The Hajj is now reportedly attended by 6 million people a year. More simply won’t fit anyway and each year there are nasty accidents from overcrowding. So 6 million is what we can call the viable run rate. There are currently 1,600 million Muslims in the world, and somehow this number is obligated to go, sometime in the next 80 years if that’s the life expectancy (by which the Muslim population might be far far higher) so if we divide 1600 million by 80 we get 20 million. That’s the number that has to be going every year. The people excused for sickness are offset by the number who go more than once – there are those who have been many, many times.
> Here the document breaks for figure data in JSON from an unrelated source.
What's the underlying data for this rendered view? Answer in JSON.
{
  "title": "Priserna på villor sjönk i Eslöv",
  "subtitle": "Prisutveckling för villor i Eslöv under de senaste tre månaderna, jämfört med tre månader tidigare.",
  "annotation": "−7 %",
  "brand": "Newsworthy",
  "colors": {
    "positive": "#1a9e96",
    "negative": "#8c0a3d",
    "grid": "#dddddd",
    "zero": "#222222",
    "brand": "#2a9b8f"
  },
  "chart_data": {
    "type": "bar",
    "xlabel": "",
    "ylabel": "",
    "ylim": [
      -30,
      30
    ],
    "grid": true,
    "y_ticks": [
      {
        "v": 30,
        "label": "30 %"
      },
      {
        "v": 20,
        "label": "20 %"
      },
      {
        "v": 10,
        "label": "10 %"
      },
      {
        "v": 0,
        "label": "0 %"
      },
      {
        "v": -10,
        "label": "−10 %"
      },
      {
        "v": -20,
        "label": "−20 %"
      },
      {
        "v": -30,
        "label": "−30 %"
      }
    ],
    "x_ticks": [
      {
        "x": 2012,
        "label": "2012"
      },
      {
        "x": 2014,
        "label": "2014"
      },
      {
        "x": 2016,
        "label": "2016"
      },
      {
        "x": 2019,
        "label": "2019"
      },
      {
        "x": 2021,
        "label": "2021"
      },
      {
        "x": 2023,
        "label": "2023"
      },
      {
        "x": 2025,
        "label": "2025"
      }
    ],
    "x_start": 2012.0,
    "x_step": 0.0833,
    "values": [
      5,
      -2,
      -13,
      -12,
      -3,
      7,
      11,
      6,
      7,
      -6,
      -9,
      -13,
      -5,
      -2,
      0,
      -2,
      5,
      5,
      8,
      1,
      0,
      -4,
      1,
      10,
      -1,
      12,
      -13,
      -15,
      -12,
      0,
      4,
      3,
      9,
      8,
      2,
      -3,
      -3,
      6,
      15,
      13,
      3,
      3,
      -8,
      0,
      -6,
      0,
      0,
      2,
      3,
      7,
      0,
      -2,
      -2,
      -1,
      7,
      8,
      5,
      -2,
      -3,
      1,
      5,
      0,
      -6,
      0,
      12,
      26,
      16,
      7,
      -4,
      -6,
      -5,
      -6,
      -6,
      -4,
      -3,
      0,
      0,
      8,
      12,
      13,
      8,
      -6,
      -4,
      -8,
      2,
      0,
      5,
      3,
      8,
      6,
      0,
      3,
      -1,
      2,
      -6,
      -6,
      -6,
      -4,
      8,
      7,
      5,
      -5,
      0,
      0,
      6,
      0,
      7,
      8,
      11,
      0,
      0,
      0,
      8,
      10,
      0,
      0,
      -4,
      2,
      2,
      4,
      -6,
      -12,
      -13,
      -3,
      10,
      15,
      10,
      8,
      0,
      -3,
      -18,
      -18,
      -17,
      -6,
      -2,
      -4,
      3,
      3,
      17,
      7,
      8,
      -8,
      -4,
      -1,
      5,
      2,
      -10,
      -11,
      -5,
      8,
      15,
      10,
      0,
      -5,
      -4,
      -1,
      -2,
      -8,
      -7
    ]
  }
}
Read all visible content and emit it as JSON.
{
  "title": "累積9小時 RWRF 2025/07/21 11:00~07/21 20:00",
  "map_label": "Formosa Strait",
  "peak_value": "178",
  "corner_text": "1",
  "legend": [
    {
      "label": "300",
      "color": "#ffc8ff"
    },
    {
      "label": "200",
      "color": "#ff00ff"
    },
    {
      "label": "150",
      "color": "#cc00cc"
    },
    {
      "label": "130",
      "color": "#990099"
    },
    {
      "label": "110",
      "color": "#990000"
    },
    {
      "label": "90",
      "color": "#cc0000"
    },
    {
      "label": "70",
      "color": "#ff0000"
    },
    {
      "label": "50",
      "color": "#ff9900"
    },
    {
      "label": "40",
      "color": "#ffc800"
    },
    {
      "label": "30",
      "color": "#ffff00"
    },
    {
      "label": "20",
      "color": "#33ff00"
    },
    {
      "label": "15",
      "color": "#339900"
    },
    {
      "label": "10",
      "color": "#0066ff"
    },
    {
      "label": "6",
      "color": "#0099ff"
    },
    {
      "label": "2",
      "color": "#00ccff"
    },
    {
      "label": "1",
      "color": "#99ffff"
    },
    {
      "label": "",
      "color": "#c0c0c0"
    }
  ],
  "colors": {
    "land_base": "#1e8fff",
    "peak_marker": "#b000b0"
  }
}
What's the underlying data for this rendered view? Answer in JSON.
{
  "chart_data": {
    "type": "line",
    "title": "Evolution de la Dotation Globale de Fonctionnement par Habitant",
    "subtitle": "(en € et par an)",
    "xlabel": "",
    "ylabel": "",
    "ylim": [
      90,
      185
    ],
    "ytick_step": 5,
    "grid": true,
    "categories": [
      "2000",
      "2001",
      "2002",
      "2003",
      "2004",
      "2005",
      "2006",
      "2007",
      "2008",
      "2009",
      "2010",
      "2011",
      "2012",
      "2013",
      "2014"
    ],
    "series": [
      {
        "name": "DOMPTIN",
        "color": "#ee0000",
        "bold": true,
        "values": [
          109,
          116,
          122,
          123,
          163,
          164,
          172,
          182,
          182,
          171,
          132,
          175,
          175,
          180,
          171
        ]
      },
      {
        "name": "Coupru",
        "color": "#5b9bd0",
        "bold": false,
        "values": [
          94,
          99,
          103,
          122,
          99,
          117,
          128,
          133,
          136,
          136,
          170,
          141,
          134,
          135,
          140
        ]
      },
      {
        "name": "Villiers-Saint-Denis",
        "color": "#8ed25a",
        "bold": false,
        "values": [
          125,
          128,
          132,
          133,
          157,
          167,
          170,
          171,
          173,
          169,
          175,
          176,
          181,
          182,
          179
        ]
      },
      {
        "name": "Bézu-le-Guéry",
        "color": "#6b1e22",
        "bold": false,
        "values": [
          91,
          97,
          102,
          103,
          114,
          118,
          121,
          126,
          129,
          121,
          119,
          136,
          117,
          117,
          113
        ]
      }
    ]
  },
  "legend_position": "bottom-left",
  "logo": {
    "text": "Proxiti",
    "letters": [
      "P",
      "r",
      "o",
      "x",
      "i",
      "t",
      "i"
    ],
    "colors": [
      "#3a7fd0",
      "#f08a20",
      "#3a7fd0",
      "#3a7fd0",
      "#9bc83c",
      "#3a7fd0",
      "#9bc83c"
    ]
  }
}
This means evidently that the religion is man-made, as a real God would realise that the observance required was not mathematically feasable and only putting lives at risk. I don’t see such requirements in Judaism or Christianity. It is similar to the requirement in Buddhism for chastity and monastic living, which if it were taken seriously by everyone who calls himself a Buddhist would mean that Buddhism would have died out centuries ago from the lack of offspring, instead of being observed most in countries with the most pressing population issues.
So if Muslims are not even taking their own five pillars seriously, I fail to see why examining boards in Christian countries need to bend over backwards with a scimitar at their throat in orange jumpsuits to accommodate them.
Comments are open, and any Muslim who feels like doing his own bit of jihad in blasting what I just said is welcome to comment. Commenting certainly beats chopping off heads which is what seems to be the main line of argument in use by our Muslim friends today. You can say what you like, I am only cutting spam in this site. Commentators are allowed a very broad leeway as they also are on the Facebook group I moderate which is “Polyglots No Holds Barred”.
I cannot comment on the Telegraph any more, as they rapidly closed their comments section – they are always uneasy on that site about giving people too much say, and only a small minority of articles on this topic have any response at all at what there is is heavily moderated. One could still vote in the poll and 88% were against the proposals of changing the exam schedule for Ramadhan.